The exclusion of Bravo and Pollard from the World Cup squad earlier this year spoke volumes of the battle for power between players and selectors. The pair were told by Clive Lloyd that they were omitted as the selection panel wanted to focus on young players for the future. Pollard is 27, Bravo is 31. Sometimes, the future is now. Lloyd also stated that the pair had not performed to a high enough standard to warrant selection. Bravo had just been selected in the ICC Team of the Year for 2014. Go figure.
It’s easy to blame the IPL as well – its promise of riches too much for even the most down-to-earth cricketers to ignore. But there are players from pretty much every test playing nation who perform their duties in India without compromising their international commitments. Many have their cake and eat it; and this is a sporting tea party that isn’t going anywhere soon.
Perhaps the biggest shame in this ongoing mis-management and administration of cricket in the West Indies is that amongst their current playing staff they have some intriguing talents. In Jason Holder, they boast a young man who can enjoy a brilliant career in all forms of the game if given the necessary support. Having been handed the captaincy at the ripe old age of 23, let’s hope he doesn’t burn out before his flame has really been lit. And then there’s Jermaine Blackwood, a feisty middle-order batsman who produced a match-winning display in that drawn series with the English in the winter.
But then there are the board-level decisions that alienate a nation. Shivnarine Chanderpaul, a fantastic servant to the cause for nearly two decades, dumped from the team without so much as a thank you and a final lap of honour. The scapegoating of Bravo and Pollard, that abandoned tour to India….such ineptitude cannot be allowed to continue.
That said, it is easy to blame the administrators and the big cheeses when things don’t go well, but as ever the players need to take a long look at themselves in the mirror. A full strength West Indies team, with its collection of misfits and outcasts welcomed back into the fold, would be a serious side to contend with.

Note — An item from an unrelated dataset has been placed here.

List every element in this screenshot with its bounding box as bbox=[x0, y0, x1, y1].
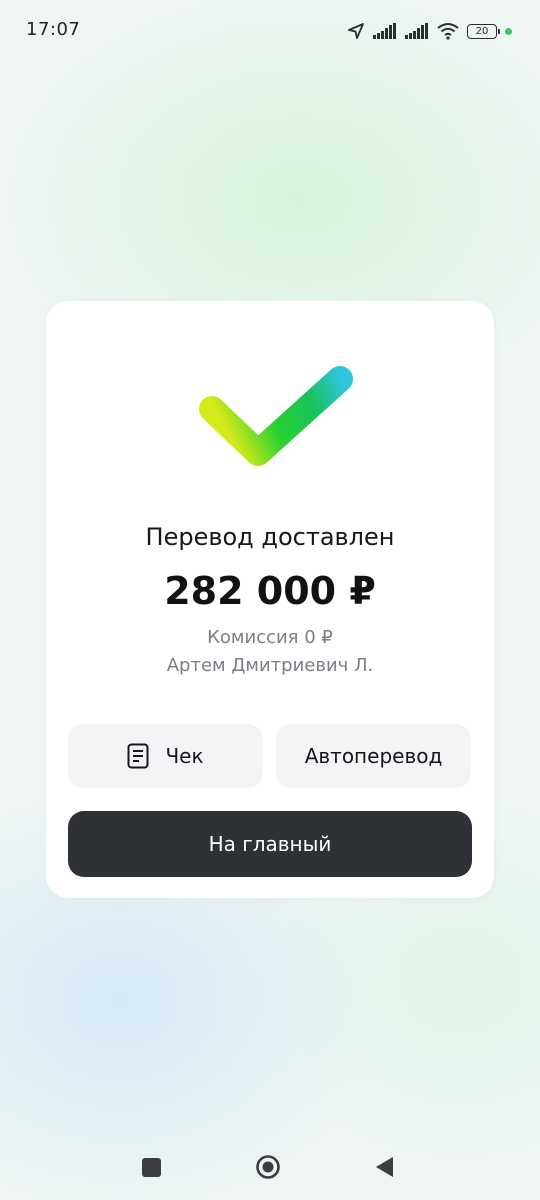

What the great West Indies teams of the 1970s and 1980s had in abundance – alongside outstanding talent – was a fear factor; batsmen hated facing their pace attacks and bowlers had nightmares at the prospect of stopping their care-free batsmen from finding the rope. Now, when the fear exists amongst the players of their own administrators, it is hard to see how this current crop can heal such self-inflicted wounds.